El agente Fogarty se había arrastrado hasta la popa, hasta donde la carabina había resbalado. La estaba examinando y ajustó su posición: disparo único o fuego automático. Barbara supuso que se habría decantado por el automático. Gracias a sus cursillos, sabía que la carabina tenía un alcance de unos cien metros. Sintió que la bilis ascendía a su garganta al pensar que tal vez la dispararía. A cien metros, el agente tenía tantas posibilidades de alcanzar a Muhannad como a Hadiyyah. Pese a que no era una persona religiosa, envió una plegaria a los cielos para que un tiro disparado sobre su cabeza convenciera al asesino de que la policía estaba dispuesto a matarlo. No creía que Muhannad se rindiera por ningún otro motivo.

Volvió a su vigilancia. Concéntrate, se dijo, pero no podía apartar su mente de la niña. Las trenzas que ondeaban alrededor de sus hombros, erguida como un flamenco, mientras se rascaba la pantorrilla izquierda con el pie derecho, la nariz arrugada de concentración en tanto aprendía los misterios de un contestador automático, poniendo la mejor cara posible en su fiesta de cumpleaños con un solo invitado, bailando de alegría al descubrir a un pariente cercano, cuando pensaba que no tenía ninguno.

Muhannad le había dicho que volverían a verse. Debió reventar de alegría al ver lo pronto que había sucedido.

Barbara tragó saliva. Procuró no pensar. Su trabajo consistía en encontrarle. En vigilar. Su trabajo consistía en…

– ¡Allí! ¡Puta mierda! ¡Allí!

El barco era una manchita en el horizonte, y se acercaba a toda prisa a la niebla. Desapareció con una ola. Reapareció.

Seguía el mismo curso que ellos.

– ¿Dónde? -chilló Emily.

– Todo recto -indicó Barbara-. Sigue. Sigue. Va a ocultarse en la niebla.

Se lanzaron hacia adelante. Barbara no perdía de vista al otro barco, gritaba instrucciones, informaba de lo que veía. Estaba claro que Muhannad aún no se había dado cuenta de que le seguían, pero no tardaría mucho en descubrirlo. No había forma de silenciar el rugido de los motores del Sea Wizard. En cuanto los oyera, sabría que la captura era inminente. Y el factor desesperación adquiriría un peso decisivo.
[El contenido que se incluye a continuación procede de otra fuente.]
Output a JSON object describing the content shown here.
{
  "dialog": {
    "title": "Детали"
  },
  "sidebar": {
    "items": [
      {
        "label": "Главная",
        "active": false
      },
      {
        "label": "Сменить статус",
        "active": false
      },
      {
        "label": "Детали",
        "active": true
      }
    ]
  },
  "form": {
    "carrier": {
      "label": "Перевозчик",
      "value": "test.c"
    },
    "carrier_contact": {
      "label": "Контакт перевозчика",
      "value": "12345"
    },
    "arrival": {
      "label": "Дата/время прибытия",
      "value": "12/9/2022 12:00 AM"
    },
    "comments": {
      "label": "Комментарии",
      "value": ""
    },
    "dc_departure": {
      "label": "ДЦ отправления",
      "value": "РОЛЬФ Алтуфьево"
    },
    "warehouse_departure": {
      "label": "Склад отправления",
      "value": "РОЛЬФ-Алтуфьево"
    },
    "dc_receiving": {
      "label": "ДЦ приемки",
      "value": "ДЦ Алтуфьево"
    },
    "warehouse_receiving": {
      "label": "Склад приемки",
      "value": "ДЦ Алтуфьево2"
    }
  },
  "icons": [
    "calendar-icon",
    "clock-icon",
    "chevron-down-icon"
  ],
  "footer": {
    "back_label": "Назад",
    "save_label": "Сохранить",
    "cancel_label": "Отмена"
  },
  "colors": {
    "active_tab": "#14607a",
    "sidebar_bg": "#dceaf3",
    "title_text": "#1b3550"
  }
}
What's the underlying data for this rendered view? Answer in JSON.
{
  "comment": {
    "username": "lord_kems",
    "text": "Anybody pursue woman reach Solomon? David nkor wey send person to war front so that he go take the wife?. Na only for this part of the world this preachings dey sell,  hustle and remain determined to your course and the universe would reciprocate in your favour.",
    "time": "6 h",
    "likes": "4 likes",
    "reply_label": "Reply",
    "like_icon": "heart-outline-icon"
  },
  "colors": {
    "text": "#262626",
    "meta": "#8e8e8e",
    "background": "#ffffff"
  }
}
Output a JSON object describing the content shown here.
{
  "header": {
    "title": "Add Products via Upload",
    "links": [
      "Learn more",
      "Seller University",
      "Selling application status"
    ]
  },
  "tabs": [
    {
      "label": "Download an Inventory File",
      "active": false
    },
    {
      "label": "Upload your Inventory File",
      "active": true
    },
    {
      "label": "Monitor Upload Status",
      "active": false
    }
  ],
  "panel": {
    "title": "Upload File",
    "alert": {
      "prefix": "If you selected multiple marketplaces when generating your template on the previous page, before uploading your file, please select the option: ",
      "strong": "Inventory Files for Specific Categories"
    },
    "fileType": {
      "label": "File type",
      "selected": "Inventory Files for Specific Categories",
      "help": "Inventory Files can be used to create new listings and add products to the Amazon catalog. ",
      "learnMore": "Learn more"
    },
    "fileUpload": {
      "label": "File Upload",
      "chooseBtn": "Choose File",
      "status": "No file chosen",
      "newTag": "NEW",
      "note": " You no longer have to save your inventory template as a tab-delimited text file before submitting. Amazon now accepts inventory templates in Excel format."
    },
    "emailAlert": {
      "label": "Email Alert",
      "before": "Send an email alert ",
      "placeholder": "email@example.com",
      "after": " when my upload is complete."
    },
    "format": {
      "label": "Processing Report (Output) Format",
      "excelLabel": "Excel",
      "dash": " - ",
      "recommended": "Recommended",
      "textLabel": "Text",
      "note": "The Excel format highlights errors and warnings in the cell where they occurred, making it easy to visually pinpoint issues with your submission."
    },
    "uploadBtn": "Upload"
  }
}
Fogarty se reunió con ellas, carabina en mano. Barbara le miró con el ceño fruncido.

– No intentará utilizar ese trasto, ¿verdad? -gritó.

– Espero que no -contestó el hombre, y a Barbara le gustó la respuesta.

El mar que les rodeaba era como un campo ondulado verde oscuro. Hacía rato que habían dejado atrás los botes de recreo. Sus únicos acompañantes eran los lejanos transbordadores que se dirigían a Holanda, Alemania y Suecia.